Dogs do not “get back at us” for leaving them or act out of spite or anger. Separation-related behaviors are usually directly related to the stress, anxiety and even fear your dog feels when you leave.
When to bring in the pros
Getting knowledgeable and educated professionals on board with your dog’s care supplements any dog’s well-being. This is especially true for pandemic dogs.
If you suspect separation anxiety, consult with professionals. These professionals include a veterinarian, trainer, and pet sitter, as well as a Certified Separation Anxiety Trainer (CSAT).
Choosing an experienced, credentialed, rewards-based, force-free trainer makes all the difference. You can find one in your area by searching Pet Professional Guild (PPG) , Certification Council for Professional Dog Trainers (CCPDT) or the International Association of Animal Behavior Consultants (IAABC).

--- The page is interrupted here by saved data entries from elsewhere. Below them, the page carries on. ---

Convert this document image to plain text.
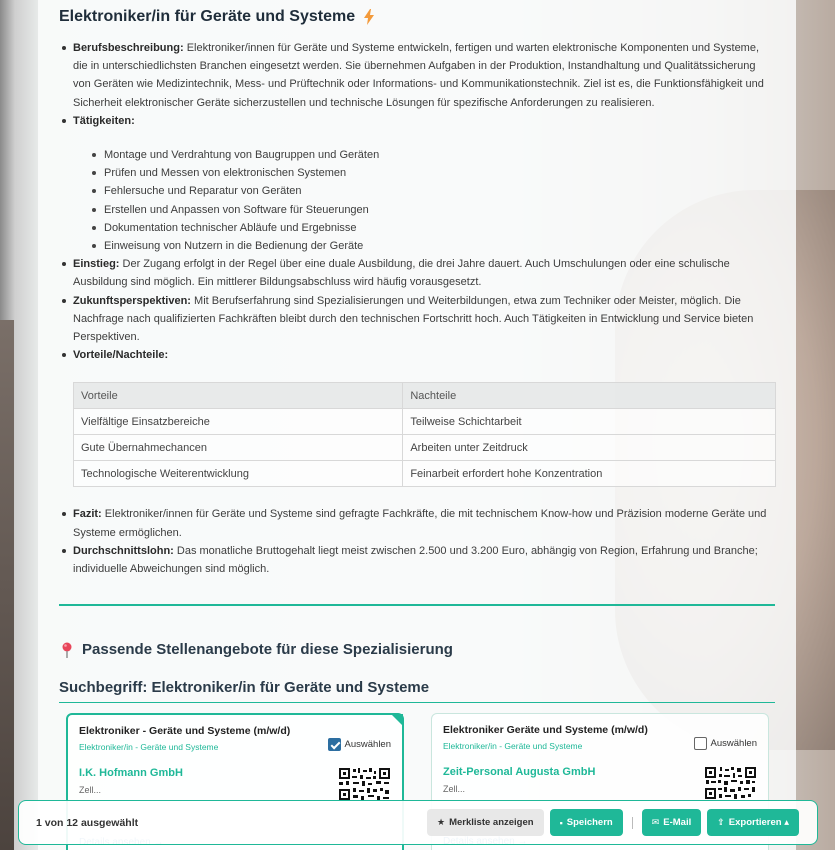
Elektroniker/in für Geräte und Systeme
Berufsbeschreibung: Elektroniker/innen für Geräte und Systeme entwickeln, fertigen und warten elektronische Komponenten und Systeme, die in unterschiedlichsten Branchen eingesetzt werden. Sie übernehmen Aufgaben in der Produktion, Instandhaltung und Qualitätssicherung von Geräten wie Medizintechnik, Mess- und Prüftechnik oder Informations- und Kommunikationstechnik. Ziel ist es, die Funktionsfähigkeit und Sicherheit elektronischer Geräte sicherzustellen und technische Lösungen für spezifische Anforderungen zu realisieren.
Tätigkeiten:
Montage und Verdrahtung von Baugruppen und Geräten
Prüfen und Messen von elektronischen Systemen
Fehlersuche und Reparatur von Geräten
Erstellen und Anpassen von Software für Steuerungen
Dokumentation technischer Abläufe und Ergebnisse
Einweisung von Nutzern in die Bedienung der Geräte
Einstieg: Der Zugang erfolgt in der Regel über eine duale Ausbildung, die drei Jahre dauert. Auch Umschulungen oder eine schulische Ausbildung sind möglich. Ein mittlerer Bildungsabschluss wird häufig vorausgesetzt.
Zukunftsperspektiven: Mit Berufserfahrung sind Spezialisierungen und Weiterbildungen, etwa zum Techniker oder Meister, möglich. Die Nachfrage nach qualifizierten Fachkräften bleibt durch den technischen Fortschritt hoch. Auch Tätigkeiten in Entwicklung und Service bieten Perspektiven.
Vorteile/Nachteile:
Vorteile	Nachteile
Vielfältige Einsatzbereiche	Teilweise Schichtarbeit
Gute Übernahmechancen	Arbeiten unter Zeitdruck
Technologische Weiterentwicklung	Feinarbeit erfordert hohe Konzentration
Fazit: Elektroniker/innen für Geräte und Systeme sind gefragte Fachkräfte, die mit technischem Know-how und Präzision moderne Geräte und Systeme ermöglichen.
Durchschnittslohn: Das monatliche Bruttogehalt liegt meist zwischen 2.500 und 3.200 Euro, abhängig von Region, Erfahrung und Branche; individuelle Abweichungen sind möglich.
Passende Stellenangebote für diese Spezialisierung
Suchbegriff: Elektroniker/in für Geräte und Systeme
Elektroniker - Geräte und Systeme (m/w/d)
Elektroniker/in - Geräte und Systeme
I.K. Hofmann GmbH
Zell...
Auswählen
Elektroniker Geräte und Systeme (m/w/d)
Elektroniker/in - Geräte und Systeme
Zeit-Personal Augusta GmbH
Zell...
Auswählen
1 von 12 ausgewählt	★ Merkliste anzeigen	▪ Speichern	✉ E-Mail	⇪ Exportieren ▴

Visits to the veterinarian help your pandemic dog, especially if you can find a Fear Free Certified vet clinic. Fear Free Certified vet clinics and other Fear Free Certified professionals, such as trainers, groomers, dog walkers and now boarding facilities, are trained and required to maintain continuing education in helping alleviate stress, fear and anxiety that generally comes with these experiences. We all use at least one of these services, so this is a simple way to help support your dog’s emotional and behavioral health.
Your dog didn’t develop her issues overnight, and she won’t get over them overnight, either. It boils down to this: You both needed each other during the pandemic and while you love your dog, she probably needs you now more than ever. You may not have your Dream Dog but with support, patience and lots of love you can both be living the dream together.